In the Summer of 1998, the WNBA welcomed two expansion teams to its ranks, one named the Washington Mystics and the other the Detroit Shock.
Now only one remains. Early this morning, the news broke on the RebKell WNBA message board that the Shock were leaving Detroit and heading to Oklahoma. By this evening, ESPN was also reporting that a group from Tulsa had indeed bought the Detroit franchise.
While the Shock players will still have jobs -- albeit in another city -- their fans in Detroit will no longer have a team. And Coach Mahorn and his staff, well, they apparently are not part of the deal. Tulsa has already hired former Arkansas coach Nolan Richardson. We also suspect that the Shock's name, so fitting for Detroit, will not fit quite as well in Tulsa.
The BasketCases find all of this very sad. We hate it when WNBA teams fail. We hate it for the sport of women's professional basketball, but we hate it most for the fans of the failed team. No doubt there are fans in the Motor City who feel as passionately about their (former) team as the BasketCases and so many others in D.C. feel about the Mystics.
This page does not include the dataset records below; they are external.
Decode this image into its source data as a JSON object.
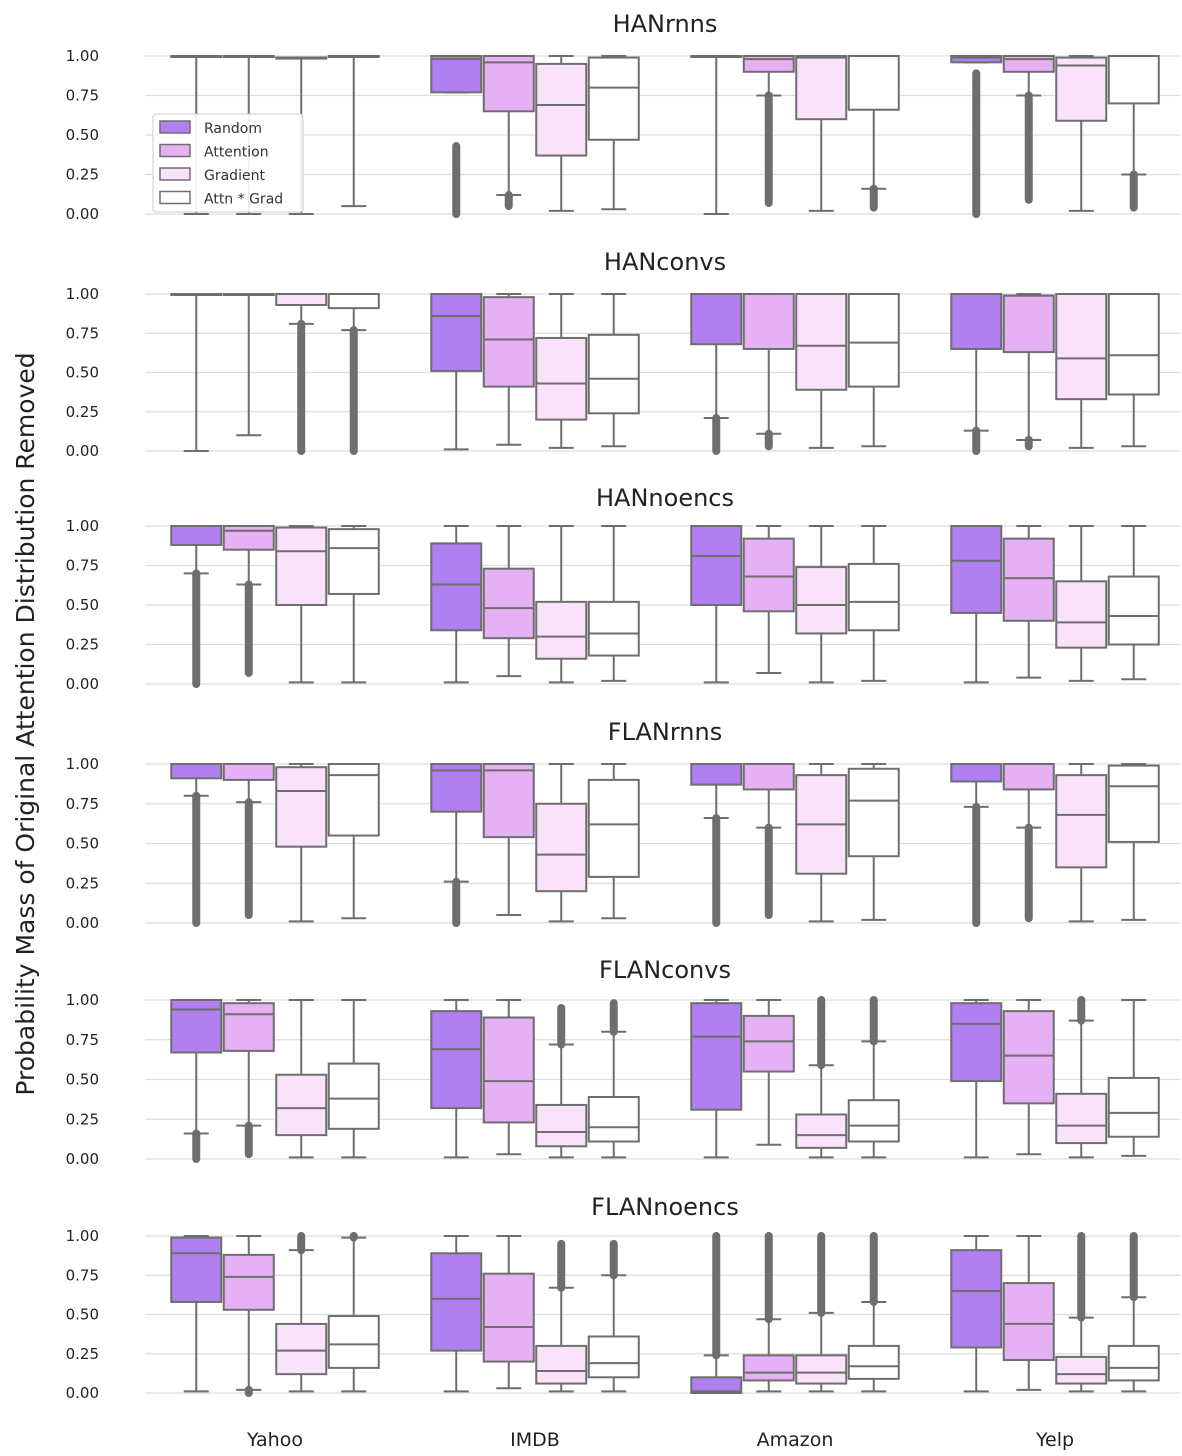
{
  "chart_data": {
    "type": "box",
    "ylabel": "Probability Mass of Original Attention Distribution Removed",
    "categories": [
      "Yahoo",
      "IMDB",
      "Amazon",
      "Yelp"
    ],
    "series_names": [
      "Random",
      "Attention",
      "Gradient",
      "Attn * Grad"
    ],
    "series_colors": [
      "#b07ff0",
      "#e6b0f5",
      "#fae3fa",
      "#ffffff"
    ],
    "ylim": [
      0,
      1
    ],
    "yticks": [
      "0.00",
      "0.25",
      "0.50",
      "0.75",
      "1.00"
    ],
    "legend_position": "upper-left (first panel)",
    "grid": true,
    "panels": [
      {
        "title": "HANrnns",
        "boxes": [
          [
            [
              0.0,
              1.0,
              1.0,
              1.0,
              1.0
            ],
            [
              0.0,
              1.0,
              1.0,
              1.0,
              1.0
            ],
            [
              0.0,
              0.99,
              0.99,
              0.99,
              0.99
            ],
            [
              0.05,
              1.0,
              1.0,
              1.0,
              1.0
            ]
          ],
          [
            [
              0.77,
              0.77,
              0.98,
              1.0,
              1.0,
              0.0,
              0.43
            ],
            [
              0.12,
              0.65,
              0.96,
              1.0,
              1.0,
              0.05,
              0.12
            ],
            [
              0.02,
              0.37,
              0.69,
              0.95,
              1.0
            ],
            [
              0.03,
              0.47,
              0.8,
              0.99,
              1.0
            ]
          ],
          [
            [
              0.0,
              1.0,
              1.0,
              1.0,
              1.0
            ],
            [
              0.75,
              0.9,
              0.98,
              1.0,
              1.0,
              0.07,
              0.75
            ],
            [
              0.02,
              0.6,
              0.99,
              1.0,
              1.0
            ],
            [
              0.16,
              0.66,
              1.0,
              1.0,
              1.0,
              0.04,
              0.16
            ]
          ],
          [
            [
              0.96,
              0.96,
              0.99,
              1.0,
              1.0,
              0.0,
              0.89
            ],
            [
              0.75,
              0.9,
              0.98,
              1.0,
              1.0,
              0.09,
              0.75
            ],
            [
              0.02,
              0.59,
              0.94,
              0.99,
              1.0
            ],
            [
              0.25,
              0.7,
              1.0,
              1.0,
              1.0,
              0.04,
              0.25
            ]
          ]
        ]
      },
      {
        "title": "HANconvs",
        "boxes": [
          [
            [
              0.0,
              1.0,
              1.0,
              1.0,
              1.0
            ],
            [
              0.1,
              1.0,
              1.0,
              1.0,
              1.0
            ],
            [
              0.81,
              0.93,
              1.0,
              1.0,
              1.0,
              0.0,
              0.81
            ],
            [
              0.77,
              0.91,
              1.0,
              1.0,
              1.0,
              0.0,
              0.77
            ]
          ],
          [
            [
              0.01,
              0.51,
              0.86,
              1.0,
              1.0
            ],
            [
              0.04,
              0.41,
              0.71,
              0.98,
              1.0
            ],
            [
              0.02,
              0.2,
              0.43,
              0.72,
              1.0
            ],
            [
              0.03,
              0.24,
              0.46,
              0.74,
              1.0
            ]
          ],
          [
            [
              0.21,
              0.68,
              1.0,
              1.0,
              1.0,
              0.0,
              0.21
            ],
            [
              0.11,
              0.65,
              1.0,
              1.0,
              1.0,
              0.03,
              0.11
            ],
            [
              0.02,
              0.39,
              0.67,
              1.0,
              1.0
            ],
            [
              0.03,
              0.41,
              0.69,
              1.0,
              1.0
            ]
          ],
          [
            [
              0.13,
              0.65,
              1.0,
              1.0,
              1.0,
              0.0,
              0.13
            ],
            [
              0.07,
              0.63,
              0.99,
              0.99,
              1.0,
              0.03,
              0.07
            ],
            [
              0.02,
              0.33,
              0.59,
              1.0,
              1.0
            ],
            [
              0.03,
              0.36,
              0.61,
              1.0,
              1.0
            ]
          ]
        ]
      },
      {
        "title": "HANnoencs",
        "boxes": [
          [
            [
              0.7,
              0.88,
              1.0,
              1.0,
              1.0,
              0.0,
              0.7
            ],
            [
              0.63,
              0.85,
              0.97,
              1.0,
              1.0,
              0.07,
              0.63
            ],
            [
              0.01,
              0.5,
              0.84,
              0.99,
              1.0
            ],
            [
              0.01,
              0.57,
              0.86,
              0.98,
              1.0
            ]
          ],
          [
            [
              0.01,
              0.34,
              0.63,
              0.89,
              1.0
            ],
            [
              0.05,
              0.29,
              0.48,
              0.73,
              1.0
            ],
            [
              0.01,
              0.16,
              0.3,
              0.52,
              1.0
            ],
            [
              0.02,
              0.18,
              0.32,
              0.52,
              1.0
            ]
          ],
          [
            [
              0.01,
              0.5,
              0.81,
              1.0,
              1.0
            ],
            [
              0.07,
              0.46,
              0.68,
              0.92,
              1.0
            ],
            [
              0.01,
              0.32,
              0.5,
              0.74,
              1.0
            ],
            [
              0.02,
              0.34,
              0.52,
              0.76,
              1.0
            ]
          ],
          [
            [
              0.01,
              0.45,
              0.78,
              1.0,
              1.0
            ],
            [
              0.04,
              0.4,
              0.67,
              0.92,
              1.0
            ],
            [
              0.02,
              0.23,
              0.39,
              0.65,
              1.0
            ],
            [
              0.03,
              0.25,
              0.43,
              0.68,
              1.0
            ]
          ]
        ]
      },
      {
        "title": "FLANrnns",
        "boxes": [
          [
            [
              0.8,
              0.91,
              1.0,
              1.0,
              1.0,
              0.0,
              0.8
            ],
            [
              0.76,
              0.9,
              1.0,
              1.0,
              1.0,
              0.05,
              0.76
            ],
            [
              0.01,
              0.48,
              0.83,
              0.98,
              1.0
            ],
            [
              0.03,
              0.55,
              0.93,
              1.0,
              1.0
            ]
          ],
          [
            [
              0.26,
              0.7,
              0.96,
              1.0,
              1.0,
              0.0,
              0.26
            ],
            [
              0.05,
              0.54,
              0.96,
              1.0,
              1.0
            ],
            [
              0.01,
              0.2,
              0.43,
              0.75,
              1.0
            ],
            [
              0.03,
              0.29,
              0.62,
              0.9,
              1.0
            ]
          ],
          [
            [
              0.66,
              0.87,
              1.0,
              1.0,
              1.0,
              0.0,
              0.66
            ],
            [
              0.6,
              0.84,
              1.0,
              1.0,
              1.0,
              0.05,
              0.6
            ],
            [
              0.01,
              0.31,
              0.62,
              0.93,
              1.0
            ],
            [
              0.02,
              0.42,
              0.77,
              0.97,
              1.0
            ]
          ],
          [
            [
              0.73,
              0.89,
              1.0,
              1.0,
              1.0,
              0.0,
              0.73
            ],
            [
              0.6,
              0.84,
              1.0,
              1.0,
              1.0,
              0.03,
              0.6
            ],
            [
              0.01,
              0.35,
              0.68,
              0.93,
              1.0
            ],
            [
              0.02,
              0.51,
              0.86,
              0.99,
              1.0
            ]
          ]
        ]
      },
      {
        "title": "FLANconvs",
        "boxes": [
          [
            [
              0.16,
              0.67,
              0.94,
              1.0,
              1.0,
              0.0,
              0.16
            ],
            [
              0.21,
              0.68,
              0.91,
              0.98,
              1.0,
              0.03,
              0.21
            ],
            [
              0.01,
              0.15,
              0.32,
              0.53,
              1.0
            ],
            [
              0.01,
              0.19,
              0.38,
              0.6,
              1.0
            ]
          ],
          [
            [
              0.01,
              0.32,
              0.69,
              0.93,
              1.0
            ],
            [
              0.03,
              0.23,
              0.49,
              0.89,
              1.0
            ],
            [
              0.01,
              0.08,
              0.17,
              0.34,
              0.72,
              0.72,
              0.95
            ],
            [
              0.01,
              0.11,
              0.2,
              0.39,
              0.8,
              0.8,
              0.98
            ]
          ],
          [
            [
              0.01,
              0.31,
              0.77,
              0.98,
              1.0
            ],
            [
              0.09,
              0.55,
              0.74,
              0.9,
              1.0
            ],
            [
              0.01,
              0.07,
              0.15,
              0.28,
              0.59,
              0.59,
              1.0
            ],
            [
              0.01,
              0.11,
              0.21,
              0.37,
              0.74,
              0.74,
              1.0
            ]
          ],
          [
            [
              0.01,
              0.49,
              0.85,
              0.98,
              1.0
            ],
            [
              0.03,
              0.35,
              0.65,
              0.93,
              1.0
            ],
            [
              0.01,
              0.1,
              0.21,
              0.41,
              0.87,
              0.87,
              1.0
            ],
            [
              0.02,
              0.14,
              0.29,
              0.51,
              1.0
            ]
          ]
        ]
      },
      {
        "title": "FLANnoencs",
        "boxes": [
          [
            [
              0.01,
              0.58,
              0.89,
              0.99,
              1.0
            ],
            [
              0.02,
              0.53,
              0.74,
              0.88,
              1.0,
              0.0,
              0.02
            ],
            [
              0.01,
              0.12,
              0.27,
              0.44,
              0.91,
              0.91,
              1.0
            ],
            [
              0.01,
              0.16,
              0.31,
              0.49,
              0.99,
              0.99,
              1.0
            ]
          ],
          [
            [
              0.01,
              0.27,
              0.6,
              0.89,
              1.0
            ],
            [
              0.03,
              0.2,
              0.42,
              0.76,
              1.0
            ],
            [
              0.01,
              0.06,
              0.14,
              0.3,
              0.67,
              0.67,
              0.95
            ],
            [
              0.01,
              0.1,
              0.19,
              0.36,
              0.75,
              0.75,
              0.95
            ]
          ],
          [
            [
              0.0,
              0.0,
              0.01,
              0.1,
              0.24,
              0.24,
              1.0
            ],
            [
              0.01,
              0.08,
              0.13,
              0.24,
              0.47,
              0.47,
              1.0
            ],
            [
              0.01,
              0.06,
              0.13,
              0.24,
              0.51,
              0.51,
              1.0
            ],
            [
              0.01,
              0.09,
              0.17,
              0.3,
              0.58,
              0.58,
              1.0
            ]
          ],
          [
            [
              0.01,
              0.29,
              0.65,
              0.91,
              1.0
            ],
            [
              0.02,
              0.21,
              0.44,
              0.7,
              1.0
            ],
            [
              0.01,
              0.06,
              0.12,
              0.23,
              0.48,
              0.48,
              1.0
            ],
            [
              0.01,
              0.08,
              0.16,
              0.3,
              0.61,
              0.61,
              1.0
            ]
          ]
        ]
      }
    ]
  }
}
We know there are . . . we've met some of them. And what's particularly sad is that the Shock failed at the box office . . . certainly not on the court. They own 3 WNBA Championship trophies. In fact, they are the only team in the Eastern Conference to have won the big one, and they did it not once, not twice, but three times in their 12-year history. Pretty damn good.
But Detroit's paid attendance has struggled for years, and the economic meltdown that absolutely clobbered the city may have been the final blow. So are we shocked that the franchise was sold? No, not really. But just because many of us saw the writing on the wall doesn't mean that the reality of it really and truly sucks.